Use this file to discover all available pages before exploring further.

The Fault Log is the operational timeline for detected issues in SDX. It shows active and resolved events so you can understand what is broken now, what recovered, and how long the event lasted.

Prerequisites

  • You have access to the team or sites you want to investigate.
  • You know the approximate site, time range, severity, or fault type if you are researching a specific incident.

What a Fault Shows

Fault rows can include:
  • Created time
  • Resolved time
  • Message
  • Severity
  • Type
  • Cause
  • Active or resolved status
  • Duration
Faults are normalized by SDX services and can feed notifications, workflows, and real-time portal updates.

Offline Detection

Managed routers send heartbeats about every 30 seconds. SDX declares a site offline after 10 missed heartbeats, which creates a roughly five-minute sensitivity window. The downtime period starts at the first missed heartbeat and clears when the next successful heartbeat is received. WAN faults are more specific. A WAN interface can go offline or experience packet loss while the site itself remains reachable through another path.

Investigate a Fault

  1. Open Monitoring and select Fault Logging.
  2. Choose whether to show resolved faults.
  3. Filter by cause, severity, type, site, or message text when available.
  4. Open the affected site to inspect current device and WAN state.
  5. Compare the event timestamp with recent policy, script, workflow, or user changes.
  6. Confirm recovery in the fault row and current dashboard state.

Advanced Use Cases

Use unresolved faults for live operations and resolved faults for incident review.
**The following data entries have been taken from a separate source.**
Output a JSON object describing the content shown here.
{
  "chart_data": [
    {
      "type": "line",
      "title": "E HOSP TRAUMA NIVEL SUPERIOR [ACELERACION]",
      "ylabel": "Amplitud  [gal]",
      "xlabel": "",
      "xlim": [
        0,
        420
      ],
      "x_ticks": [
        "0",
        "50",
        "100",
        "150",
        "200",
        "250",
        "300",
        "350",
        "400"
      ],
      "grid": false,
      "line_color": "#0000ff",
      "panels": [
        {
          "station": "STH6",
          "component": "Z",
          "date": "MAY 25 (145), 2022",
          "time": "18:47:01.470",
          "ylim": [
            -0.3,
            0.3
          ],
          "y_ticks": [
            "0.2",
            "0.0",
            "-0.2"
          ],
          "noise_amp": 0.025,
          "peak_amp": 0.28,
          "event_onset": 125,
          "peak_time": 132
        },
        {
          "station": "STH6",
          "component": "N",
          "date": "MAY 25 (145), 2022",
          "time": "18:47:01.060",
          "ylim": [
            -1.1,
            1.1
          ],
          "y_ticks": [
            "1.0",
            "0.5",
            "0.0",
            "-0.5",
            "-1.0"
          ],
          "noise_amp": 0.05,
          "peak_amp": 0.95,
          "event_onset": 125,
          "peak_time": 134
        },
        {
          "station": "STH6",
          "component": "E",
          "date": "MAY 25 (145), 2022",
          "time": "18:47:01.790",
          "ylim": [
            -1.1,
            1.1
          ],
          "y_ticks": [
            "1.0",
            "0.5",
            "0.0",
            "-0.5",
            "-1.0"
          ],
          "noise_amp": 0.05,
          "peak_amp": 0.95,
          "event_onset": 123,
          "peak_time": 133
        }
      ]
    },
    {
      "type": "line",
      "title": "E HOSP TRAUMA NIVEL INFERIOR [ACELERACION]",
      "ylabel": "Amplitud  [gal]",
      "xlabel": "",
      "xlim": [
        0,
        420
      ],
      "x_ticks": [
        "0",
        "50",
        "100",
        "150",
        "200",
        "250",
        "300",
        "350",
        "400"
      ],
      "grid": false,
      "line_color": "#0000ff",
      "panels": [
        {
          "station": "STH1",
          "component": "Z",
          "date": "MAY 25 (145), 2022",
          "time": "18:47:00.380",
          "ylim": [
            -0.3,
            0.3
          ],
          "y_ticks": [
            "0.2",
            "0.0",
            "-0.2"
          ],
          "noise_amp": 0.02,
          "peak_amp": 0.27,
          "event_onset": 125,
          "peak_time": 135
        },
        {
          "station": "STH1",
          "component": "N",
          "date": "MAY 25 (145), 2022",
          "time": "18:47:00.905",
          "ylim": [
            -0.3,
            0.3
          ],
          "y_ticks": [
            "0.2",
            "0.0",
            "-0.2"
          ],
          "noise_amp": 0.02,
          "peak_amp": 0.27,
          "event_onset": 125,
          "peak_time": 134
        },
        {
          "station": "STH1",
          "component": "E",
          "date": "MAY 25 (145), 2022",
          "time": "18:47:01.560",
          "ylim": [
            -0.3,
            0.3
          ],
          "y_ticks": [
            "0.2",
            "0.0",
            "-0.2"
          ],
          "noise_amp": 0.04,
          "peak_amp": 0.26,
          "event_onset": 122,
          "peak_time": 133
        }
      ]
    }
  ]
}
Resolved fault history is helpful when you need to prove whether an issue was isolated, recurring, or tied to a maintenance window. Use fault types as workflow entry points. Workflows can start from site offline, site online, WAN offline, WAN online, WAN packet loss, and WAN packet loss resolved events.
Build notification groups before incidents happen. See Notifications for routing fault events to the right responders.